Quantum relative entropy uncertainty relation

TL;DR

This paper generalizes the thermodynamic uncertainty relation to quantum systems, establishing a lower bound on the uncertainty of quantum observables based on quantum relative entropy, applicable to diverse dynamics and environments.

Contribution

It introduces a quantum uncertainty relation derived from quantum relative entropy, extending classical thermodynamic bounds to quantum regimes.

Findings

Derived a quantum uncertainty relation using quantum relative entropy.

Applicable to arbitrary quantum dynamics and non-thermal environments.

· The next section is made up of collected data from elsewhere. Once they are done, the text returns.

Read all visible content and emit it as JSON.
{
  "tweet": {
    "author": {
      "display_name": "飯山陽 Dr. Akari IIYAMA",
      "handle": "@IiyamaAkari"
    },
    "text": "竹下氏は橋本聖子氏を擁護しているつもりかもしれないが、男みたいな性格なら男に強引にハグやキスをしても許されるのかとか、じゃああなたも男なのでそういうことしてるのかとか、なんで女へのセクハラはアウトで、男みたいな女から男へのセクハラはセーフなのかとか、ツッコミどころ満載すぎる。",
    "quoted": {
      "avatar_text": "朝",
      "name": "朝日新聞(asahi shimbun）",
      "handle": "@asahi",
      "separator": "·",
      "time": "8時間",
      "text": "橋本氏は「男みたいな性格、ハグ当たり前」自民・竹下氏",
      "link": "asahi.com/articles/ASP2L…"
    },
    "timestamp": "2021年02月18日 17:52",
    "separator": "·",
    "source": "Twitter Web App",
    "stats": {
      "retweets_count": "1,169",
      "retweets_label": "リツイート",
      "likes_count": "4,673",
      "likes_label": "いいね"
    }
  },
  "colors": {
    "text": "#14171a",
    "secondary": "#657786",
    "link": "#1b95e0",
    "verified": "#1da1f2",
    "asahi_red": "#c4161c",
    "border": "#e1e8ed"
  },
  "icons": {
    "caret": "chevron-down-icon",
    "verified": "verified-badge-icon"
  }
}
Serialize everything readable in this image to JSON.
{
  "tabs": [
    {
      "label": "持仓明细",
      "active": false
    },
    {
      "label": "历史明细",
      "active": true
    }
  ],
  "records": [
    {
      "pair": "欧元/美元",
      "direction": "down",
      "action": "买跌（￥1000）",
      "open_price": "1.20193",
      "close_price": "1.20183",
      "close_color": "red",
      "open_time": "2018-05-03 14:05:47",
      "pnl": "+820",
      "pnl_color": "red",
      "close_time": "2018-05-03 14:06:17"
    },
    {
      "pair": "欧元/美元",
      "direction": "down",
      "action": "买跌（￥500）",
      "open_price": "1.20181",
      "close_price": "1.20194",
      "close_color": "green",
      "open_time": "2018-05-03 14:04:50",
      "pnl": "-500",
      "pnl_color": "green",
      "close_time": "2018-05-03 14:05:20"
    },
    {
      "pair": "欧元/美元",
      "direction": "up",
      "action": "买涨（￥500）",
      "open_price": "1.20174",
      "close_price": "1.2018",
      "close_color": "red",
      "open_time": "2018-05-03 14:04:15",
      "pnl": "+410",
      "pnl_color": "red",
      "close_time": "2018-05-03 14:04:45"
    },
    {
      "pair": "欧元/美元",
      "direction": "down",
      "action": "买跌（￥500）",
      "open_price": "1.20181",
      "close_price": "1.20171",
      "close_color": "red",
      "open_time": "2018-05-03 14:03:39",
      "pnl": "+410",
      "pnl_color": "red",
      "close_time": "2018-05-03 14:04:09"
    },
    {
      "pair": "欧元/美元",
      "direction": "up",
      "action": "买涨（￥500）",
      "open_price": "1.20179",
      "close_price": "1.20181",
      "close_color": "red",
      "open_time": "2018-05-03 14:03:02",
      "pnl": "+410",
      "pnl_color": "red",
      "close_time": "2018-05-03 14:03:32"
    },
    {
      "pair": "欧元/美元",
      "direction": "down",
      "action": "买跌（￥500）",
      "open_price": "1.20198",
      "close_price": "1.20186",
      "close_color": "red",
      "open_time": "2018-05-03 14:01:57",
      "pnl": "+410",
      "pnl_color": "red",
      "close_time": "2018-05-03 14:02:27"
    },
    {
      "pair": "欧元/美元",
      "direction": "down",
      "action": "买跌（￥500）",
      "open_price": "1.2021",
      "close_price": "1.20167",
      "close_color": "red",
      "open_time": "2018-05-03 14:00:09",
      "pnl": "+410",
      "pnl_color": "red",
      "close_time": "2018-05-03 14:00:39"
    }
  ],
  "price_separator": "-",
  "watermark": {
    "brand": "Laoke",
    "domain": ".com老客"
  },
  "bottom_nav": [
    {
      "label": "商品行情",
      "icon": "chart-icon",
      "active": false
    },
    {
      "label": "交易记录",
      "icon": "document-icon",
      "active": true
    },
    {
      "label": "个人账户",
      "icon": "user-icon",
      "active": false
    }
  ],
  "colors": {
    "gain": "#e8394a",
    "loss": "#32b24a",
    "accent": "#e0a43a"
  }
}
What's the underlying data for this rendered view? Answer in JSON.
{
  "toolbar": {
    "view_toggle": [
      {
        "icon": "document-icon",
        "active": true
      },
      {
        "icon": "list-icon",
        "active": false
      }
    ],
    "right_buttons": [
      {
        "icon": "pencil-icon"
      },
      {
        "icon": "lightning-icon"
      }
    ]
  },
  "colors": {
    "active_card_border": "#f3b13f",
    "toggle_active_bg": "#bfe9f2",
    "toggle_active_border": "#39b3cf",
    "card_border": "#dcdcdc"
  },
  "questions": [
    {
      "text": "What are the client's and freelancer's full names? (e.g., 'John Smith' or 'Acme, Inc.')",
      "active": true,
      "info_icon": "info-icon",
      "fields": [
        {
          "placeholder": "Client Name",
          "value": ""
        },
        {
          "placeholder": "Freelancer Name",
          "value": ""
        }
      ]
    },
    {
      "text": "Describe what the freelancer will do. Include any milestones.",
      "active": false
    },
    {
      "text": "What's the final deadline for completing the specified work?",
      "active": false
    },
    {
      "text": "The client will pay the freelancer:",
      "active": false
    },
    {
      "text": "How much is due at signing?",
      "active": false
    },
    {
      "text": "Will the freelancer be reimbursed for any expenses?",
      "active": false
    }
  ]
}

Provides a new bound linking quantum observable fluctuations to quantum entropy production.

Abstract

For classic systems, the thermodynamic uncertainty relation (TUR) states that the fluctuations of a current have a lower bound in terms of the entropy production. Some TURs are rooted in information theory, particularly derived from relations between observations (mean and variance) and dissimilarities, such as the Kullback-Leibler divergence, which plays the role of entropy production in stochastic thermodynamics. We generalize this idea for quantum systems, where we find a lower bound for the uncertainty of quantum observables given in terms of the quantum relative entropy. We apply the result to obtain a quantum thermodynamic uncertainty relation in terms of the quantum entropy production, valid for arbitrary dynamics and non-thermal environments.